Shams stilled to stone, but stone that breathed. His eyes had
found Melisende of their own accord. Light had dawned in them; he whispered her
name.

Cold she might be, but she was a woman, and he was Shams al-Din.
She half raised a hand.

Ghazalah would not cling or beg. Shams was Shams again; the
rest did not matter. Much. Would it kill her father to lose his son to a
Christian?

He shivered. It was cold here for a naked man. He turned
away from Melisende. “Ghazalah,” he said. He sounded angry, or impatient, or
ready to weep. “Will you bear me away from here, or must I walk?”

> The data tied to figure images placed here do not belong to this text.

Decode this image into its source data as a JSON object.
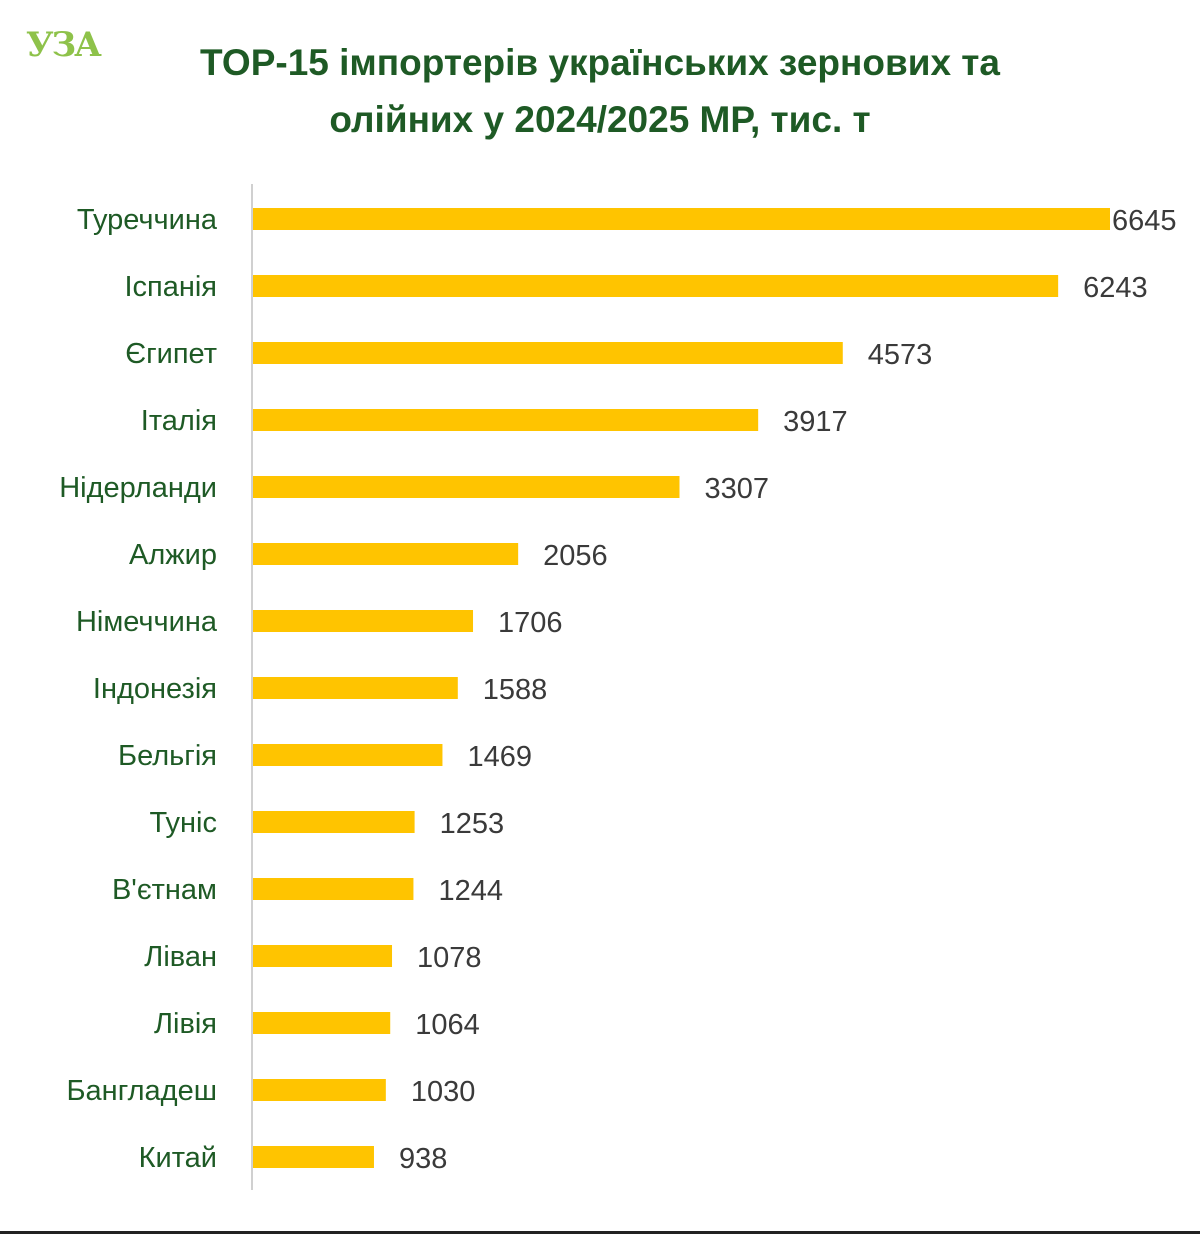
{
  "header": {
    "logo_text": "УЗА",
    "title_line1": "TOP-15 імпортерів українських зернових та",
    "title_line2": "олійних у 2024/2025 МР, тис. т"
  },
  "colors": {
    "bar": "#FFC400",
    "title": "#1E5A25",
    "category_label": "#1E5A25",
    "value_label": "#3A3A3A",
    "axis": "#D0D0D0",
    "logo": "#8EC24A"
  },
  "chart_data": {
    "type": "bar",
    "orientation": "horizontal",
    "title": "TOP-15 імпортерів українських зернових та олійних у 2024/2025 МР, тис. т",
    "xlabel": "",
    "ylabel": "",
    "categories": [
      "Туреччина",
      "Іспанія",
      "Єгипет",
      "Італія",
      "Нідерланди",
      "Алжир",
      "Німеччина",
      "Індонезія",
      "Бельгія",
      "Туніс",
      "В'єтнам",
      "Ліван",
      "Лівія",
      "Бангладеш",
      "Китай"
    ],
    "values": [
      6645,
      6243,
      4573,
      3917,
      3307,
      2056,
      1706,
      1588,
      1469,
      1253,
      1244,
      1078,
      1064,
      1030,
      938
    ],
    "value_labels": [
      "6645",
      "6243",
      "4573",
      "3917",
      "3307",
      "2056",
      "1706",
      "1588",
      "1469",
      "1253",
      "1244",
      "1078",
      "1064",
      "1030",
      "938"
    ],
    "xlim": [
      0,
      6645
    ],
    "grid": false,
    "legend": "none",
    "data_labels": true
  }
}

“But—” she said. She had never felt so blankly stupid. “But
you—she—”

“She is not my sister.” He set his fists on his hips. “Well?”

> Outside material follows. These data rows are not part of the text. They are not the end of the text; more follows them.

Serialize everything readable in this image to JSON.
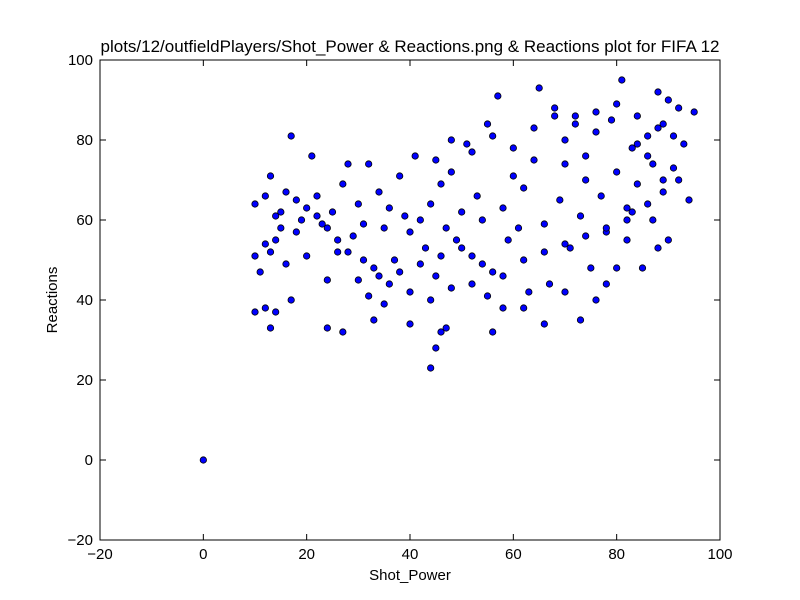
{
  "chart_data": {
    "type": "scatter",
    "title": "plots/12/outfieldPlayers/Shot_Power & Reactions.png & Reactions plot for FIFA 12",
    "xlabel": "Shot_Power",
    "ylabel": "Reactions",
    "xlim": [
      -20,
      100
    ],
    "ylim": [
      -20,
      100
    ],
    "xticks": [
      -20,
      0,
      20,
      40,
      60,
      80,
      100
    ],
    "yticks": [
      -20,
      0,
      20,
      40,
      60,
      80,
      100
    ],
    "xtick_labels": [
      "−20",
      "0",
      "20",
      "40",
      "60",
      "80",
      "100"
    ],
    "ytick_labels": [
      "−20",
      "0",
      "20",
      "40",
      "60",
      "80",
      "100"
    ],
    "grid": false,
    "legend": "none",
    "marker_color": "#0000ff",
    "marker_edge": "#000000",
    "series": [
      {
        "points": [
          [
            0,
            0
          ],
          [
            44,
            23
          ],
          [
            46,
            32
          ],
          [
            47,
            33
          ],
          [
            56,
            32
          ],
          [
            45,
            28
          ],
          [
            10,
            37
          ],
          [
            12,
            38
          ],
          [
            13,
            33
          ],
          [
            14,
            37
          ],
          [
            17,
            40
          ],
          [
            24,
            33
          ],
          [
            27,
            32
          ],
          [
            33,
            35
          ],
          [
            40,
            34
          ],
          [
            10,
            51
          ],
          [
            11,
            47
          ],
          [
            12,
            54
          ],
          [
            10,
            64
          ],
          [
            12,
            66
          ],
          [
            13,
            71
          ],
          [
            14,
            61
          ],
          [
            15,
            58
          ],
          [
            16,
            49
          ],
          [
            17,
            81
          ],
          [
            18,
            57
          ],
          [
            19,
            60
          ],
          [
            20,
            51
          ],
          [
            21,
            76
          ],
          [
            22,
            66
          ],
          [
            23,
            59
          ],
          [
            24,
            45
          ],
          [
            25,
            62
          ],
          [
            26,
            52
          ],
          [
            27,
            69
          ],
          [
            28,
            74
          ],
          [
            29,
            56
          ],
          [
            30,
            64
          ],
          [
            31,
            59
          ],
          [
            32,
            74
          ],
          [
            33,
            48
          ],
          [
            34,
            67
          ],
          [
            35,
            58
          ],
          [
            36,
            63
          ],
          [
            37,
            50
          ],
          [
            38,
            71
          ],
          [
            39,
            61
          ],
          [
            40,
            57
          ],
          [
            41,
            76
          ],
          [
            42,
            60
          ],
          [
            43,
            53
          ],
          [
            44,
            64
          ],
          [
            45,
            46
          ],
          [
            46,
            69
          ],
          [
            47,
            58
          ],
          [
            48,
            72
          ],
          [
            49,
            55
          ],
          [
            50,
            62
          ],
          [
            51,
            79
          ],
          [
            52,
            51
          ],
          [
            53,
            66
          ],
          [
            54,
            60
          ],
          [
            55,
            84
          ],
          [
            56,
            47
          ],
          [
            57,
            91
          ],
          [
            58,
            63
          ],
          [
            59,
            55
          ],
          [
            60,
            71
          ],
          [
            61,
            58
          ],
          [
            62,
            68
          ],
          [
            63,
            42
          ],
          [
            64,
            75
          ],
          [
            65,
            93
          ],
          [
            66,
            59
          ],
          [
            67,
            44
          ],
          [
            68,
            88
          ],
          [
            69,
            65
          ],
          [
            70,
            80
          ],
          [
            71,
            53
          ],
          [
            72,
            86
          ],
          [
            73,
            61
          ],
          [
            74,
            70
          ],
          [
            75,
            48
          ],
          [
            76,
            82
          ],
          [
            77,
            66
          ],
          [
            78,
            57
          ],
          [
            79,
            85
          ],
          [
            80,
            72
          ],
          [
            81,
            95
          ],
          [
            82,
            63
          ],
          [
            83,
            78
          ],
          [
            84,
            69
          ],
          [
            85,
            48
          ],
          [
            86,
            81
          ],
          [
            87,
            74
          ],
          [
            88,
            92
          ],
          [
            89,
            67
          ],
          [
            90,
            90
          ],
          [
            91,
            73
          ],
          [
            92,
            88
          ],
          [
            93,
            79
          ],
          [
            94,
            65
          ],
          [
            95,
            87
          ],
          [
            88,
            53
          ],
          [
            90,
            55
          ],
          [
            87,
            60
          ],
          [
            89,
            84
          ],
          [
            91,
            81
          ],
          [
            92,
            70
          ],
          [
            86,
            76
          ],
          [
            84,
            79
          ],
          [
            83,
            62
          ],
          [
            82,
            55
          ],
          [
            80,
            48
          ],
          [
            78,
            44
          ],
          [
            76,
            40
          ],
          [
            73,
            35
          ],
          [
            70,
            42
          ],
          [
            66,
            34
          ],
          [
            62,
            38
          ],
          [
            58,
            38
          ],
          [
            55,
            41
          ],
          [
            52,
            44
          ],
          [
            48,
            43
          ],
          [
            44,
            40
          ],
          [
            40,
            42
          ],
          [
            36,
            44
          ],
          [
            34,
            46
          ],
          [
            31,
            50
          ],
          [
            28,
            52
          ],
          [
            26,
            55
          ],
          [
            24,
            58
          ],
          [
            22,
            61
          ],
          [
            20,
            63
          ],
          [
            18,
            65
          ],
          [
            16,
            67
          ],
          [
            15,
            62
          ],
          [
            14,
            55
          ],
          [
            13,
            52
          ],
          [
            30,
            45
          ],
          [
            32,
            41
          ],
          [
            35,
            39
          ],
          [
            38,
            47
          ],
          [
            42,
            49
          ],
          [
            46,
            51
          ],
          [
            50,
            53
          ],
          [
            54,
            49
          ],
          [
            58,
            46
          ],
          [
            62,
            50
          ],
          [
            66,
            52
          ],
          [
            70,
            54
          ],
          [
            74,
            56
          ],
          [
            78,
            58
          ],
          [
            82,
            60
          ],
          [
            86,
            64
          ],
          [
            89,
            70
          ],
          [
            45,
            75
          ],
          [
            48,
            80
          ],
          [
            52,
            77
          ],
          [
            56,
            81
          ],
          [
            60,
            78
          ],
          [
            64,
            83
          ],
          [
            68,
            86
          ],
          [
            72,
            84
          ],
          [
            76,
            87
          ],
          [
            80,
            89
          ],
          [
            84,
            86
          ],
          [
            88,
            83
          ],
          [
            74,
            76
          ],
          [
            70,
            74
          ]
        ]
      }
    ]
  }
}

She could have cried aloud. It was haughty, and it was Shams;
but it was most indubitably a choice.

The whole of her was there, full and rounded for her shaping.
Shams’ wonder was sweet, his gladness sweeter yet, though he masked it with
temper. In mounting he managed, for an instant, to embrace her.

His weight made her complete. She danced: she could not help
it. No more could he help his gust of laughter.

She wheeled at the touch of hand and heel, and sprang into
flight. No one moved to stop them. One thing only of all that was there would
linger, and come back to her after in memory or in dreams: the Grand Master’s
face. It had not warmed or softened, and yet it bore no anger. It had lost no
more than it was willing to lose, and gained more perhaps than any Muslim knew.

An honorable enemy, an honorable battle; and a victory well
won.

o0o

The gate was open. Two sets of hooves woke the echoes beneath
it. They burst into sunlight and clean air and stones that bore no taint of
Christian magic.

But of Muslim magic, enough and more than enough. Ghazalah
had half expected the rising of the whirlwind. Shams shouted his astonishment.

Cairo embraced them with a mother’s arms. They breathed its
blessed air; they turned their faces to its blessed, brazen sky.

Not so blessed the place in which they found themselves.
Sunlight altered it. The grass was searingly green, the roses red as blood.